Im Gespräch mit Ärzten erfahren wir, dass der Druck seitens der Patienten enorm ist. Sie fragen die schnell und gut wirksamen Medikamente oft vehement nach, mitunter bei mehreren Ärzten gleichzeitig. Dennoch gilt, dass bei chronischen Schlafstörungen eine kognitive Verhaltenstherapie als geeignetste Behandlungsform empfohlen wird und Benzodiazepine in diesem Fall nicht geeignet sind. Die meisten Benzodiazepine sind lediglich für eine Anwendungsdauer von acht bis vierzehn Tagen zugelassen. Rosa hat die Medikamente über Jahre genommen.

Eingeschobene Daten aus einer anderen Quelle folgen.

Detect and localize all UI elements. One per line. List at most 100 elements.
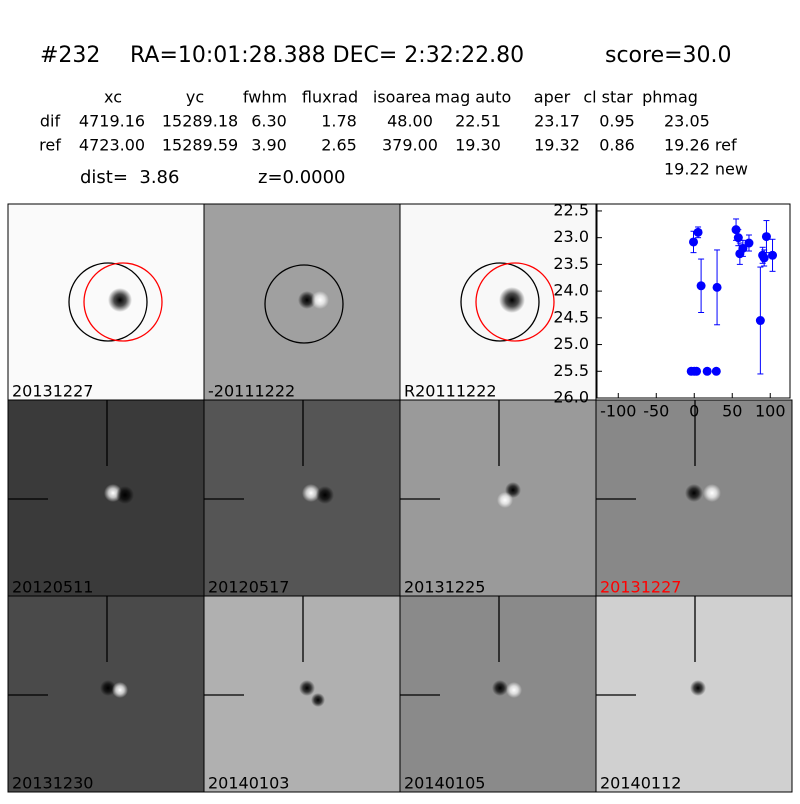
panel-label: 20131227 bbox=[12, 382, 93, 401]
y-tick-label: 25.0 bbox=[553, 334, 589, 353]
point bbox=[702, 366, 712, 376]
column-header: isoarea bbox=[373, 88, 431, 107]
table-cell: 0.95 bbox=[599, 112, 635, 131]
source bbox=[506, 682, 522, 698]
score: score=30.0 bbox=[605, 43, 732, 68]
source bbox=[311, 291, 329, 309]
table-cell: 4719.16 bbox=[79, 112, 145, 131]
panel-label: 20131230 bbox=[12, 774, 93, 793]
table-cell: 379.00 bbox=[382, 136, 438, 155]
source bbox=[492, 680, 508, 696]
point bbox=[711, 366, 721, 376]
circle bbox=[68, 262, 148, 342]
source bbox=[316, 486, 334, 504]
circle bbox=[83, 262, 163, 342]
point bbox=[755, 316, 765, 326]
panel-label: 20131227 bbox=[600, 578, 681, 597]
table-cell: 19.26 ref bbox=[664, 136, 737, 155]
source bbox=[499, 287, 525, 313]
column-header: aper bbox=[534, 88, 571, 107]
table-cell: 6.30 bbox=[251, 112, 287, 131]
table-cell: 15289.59 bbox=[162, 136, 238, 155]
table-cell: 19.32 bbox=[534, 136, 580, 155]
column-header: yc bbox=[186, 88, 204, 107]
point bbox=[738, 243, 748, 253]
panel-label: R20111222 bbox=[404, 382, 497, 401]
circle bbox=[460, 262, 540, 342]
circle bbox=[264, 264, 344, 344]
source bbox=[108, 288, 132, 312]
x-tick-label: -50 bbox=[643, 402, 669, 421]
source bbox=[703, 484, 721, 502]
table-cell: dif bbox=[40, 112, 61, 131]
column-header: fwhm bbox=[243, 88, 287, 107]
table-cell: 23.05 bbox=[664, 112, 710, 131]
redshift: z=0.0000 bbox=[258, 167, 346, 188]
column-header: cl star bbox=[583, 88, 633, 107]
point bbox=[768, 250, 778, 260]
source bbox=[112, 682, 128, 698]
point bbox=[696, 281, 706, 291]
x-tick-label: -100 bbox=[600, 402, 636, 421]
source bbox=[116, 486, 134, 504]
y-tick-label: 24.5 bbox=[553, 307, 589, 326]
image bbox=[7, 203, 205, 401]
source bbox=[690, 680, 706, 696]
point bbox=[744, 238, 754, 248]
coordinates: RA=10:01:28.388 DEC= 2:32:22.80 bbox=[130, 43, 524, 68]
source bbox=[302, 484, 320, 502]
y-tick-label: 23.5 bbox=[553, 254, 589, 273]
panel-label: 20140112 bbox=[600, 774, 681, 793]
x-tick-label: 0 bbox=[689, 402, 699, 421]
table-cell: 19.30 bbox=[455, 136, 501, 155]
y-tick-label: 24.0 bbox=[553, 281, 589, 300]
column-header: fluxrad bbox=[302, 88, 358, 107]
y-tick-label: 22.5 bbox=[553, 200, 589, 219]
x-tick-label: 50 bbox=[722, 402, 742, 421]
point bbox=[693, 227, 703, 237]
crosshairs bbox=[8, 400, 696, 696]
table-cell: ref bbox=[39, 136, 61, 155]
table-cell: 4723.00 bbox=[79, 136, 145, 155]
table-cell: 22.51 bbox=[455, 112, 501, 131]
point bbox=[759, 253, 769, 263]
circle bbox=[475, 262, 555, 342]
column-header: phmag bbox=[642, 88, 698, 107]
phmag-new: 19.22 new bbox=[664, 160, 748, 179]
panel-label: 20120517 bbox=[208, 578, 289, 597]
image bbox=[203, 399, 401, 597]
y-tick-label: 25.5 bbox=[553, 361, 589, 380]
point bbox=[761, 232, 771, 242]
point bbox=[689, 237, 698, 247]
table-cell: 3.90 bbox=[251, 136, 287, 155]
panel-label: 20140105 bbox=[404, 774, 485, 793]
dist: dist= 3.86 bbox=[80, 167, 179, 188]
x-tick-label: 100 bbox=[755, 402, 786, 421]
panels bbox=[7, 203, 793, 793]
y-tick-label: 26.0 bbox=[553, 388, 589, 407]
table-cell: 48.00 bbox=[387, 112, 433, 131]
source bbox=[685, 484, 703, 502]
source bbox=[100, 680, 116, 696]
table-cell: 0.86 bbox=[599, 136, 635, 155]
source bbox=[497, 492, 513, 508]
source bbox=[311, 693, 325, 707]
object-id: #232 bbox=[40, 43, 100, 68]
panel-label: 20140103 bbox=[208, 774, 289, 793]
panel-label: 20120511 bbox=[12, 578, 93, 597]
source bbox=[299, 680, 315, 696]
point bbox=[692, 366, 702, 376]
source bbox=[298, 291, 316, 309]
point bbox=[712, 282, 722, 292]
panel-label: -20111222 bbox=[208, 382, 295, 401]
column-header: xc bbox=[104, 88, 122, 107]
column-header: mag auto bbox=[435, 88, 512, 107]
table-cell: 15289.18 bbox=[162, 112, 238, 131]
panel-label: 20131225 bbox=[404, 578, 485, 597]
y-tick-label: 23.0 bbox=[553, 227, 589, 246]
table-cell: 23.17 bbox=[534, 112, 580, 131]
table-cell: 1.78 bbox=[321, 112, 357, 131]
table-cell: 2.65 bbox=[321, 136, 357, 155]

Patientenanwalt Gerald Bachinger fordert daher im niedergelassenen Bereich eine stärkere Kontrolle der Verschreibungspraxis. Diese gleiche einem „schwarzen Loch“. Es brauche mehr Transparenz.

Problembereich Privatrezepte

Der Apotheker und Gesundheitswissenschaftler Prof. Gerd Glaeske von der Universität Bremen kennt dieses Problem. Als in Deutschland die Krankenkassen ihre Daten nutzten, um die Verschreibungspraxis der Ärzte zu überprüfen, stieg plötzlich die Zahl der Privatrezepte in Bezug auf problematische Beruhigungs- und Schmerzmedikamente an, da Privatrezepte nicht registriert werden. Glaeske verglich die Verkaufszahlen im Bereich der Benzodiazepine und der Z-Medikamente (neueres Benzodiazepin) mit der Zahl der Verordnungen. Das Ergebnis: Über 50 Prozent aller Schlaf- und Beruhigungsmittel waren nicht mehr registriert. Er vermutet, dass die Situation in Österreich ähnlich ist.

Das aktuelle Regierungsprogramm sieht eine Ergebniskontrolle von Ärzten vor, der Begriff „population health management“ (PHM) ist als eigener Punkt im Bereich Gesundheit gelistet. Das sogenannte Bevölkerungsgesundheitsmanagement versucht, die Gesundheitsergebnisse einer Gruppe zu verbessern, indem einzelne Patienten innerhalb dieser Gruppe überwacht und identifiziert werden. Mithilfe der Daten sollen die klinischen Ergebnisse verfolgt und verbessert werden. Das Vorhaben ist nicht neu, ähnliche Ansätze gab es bereits 2003.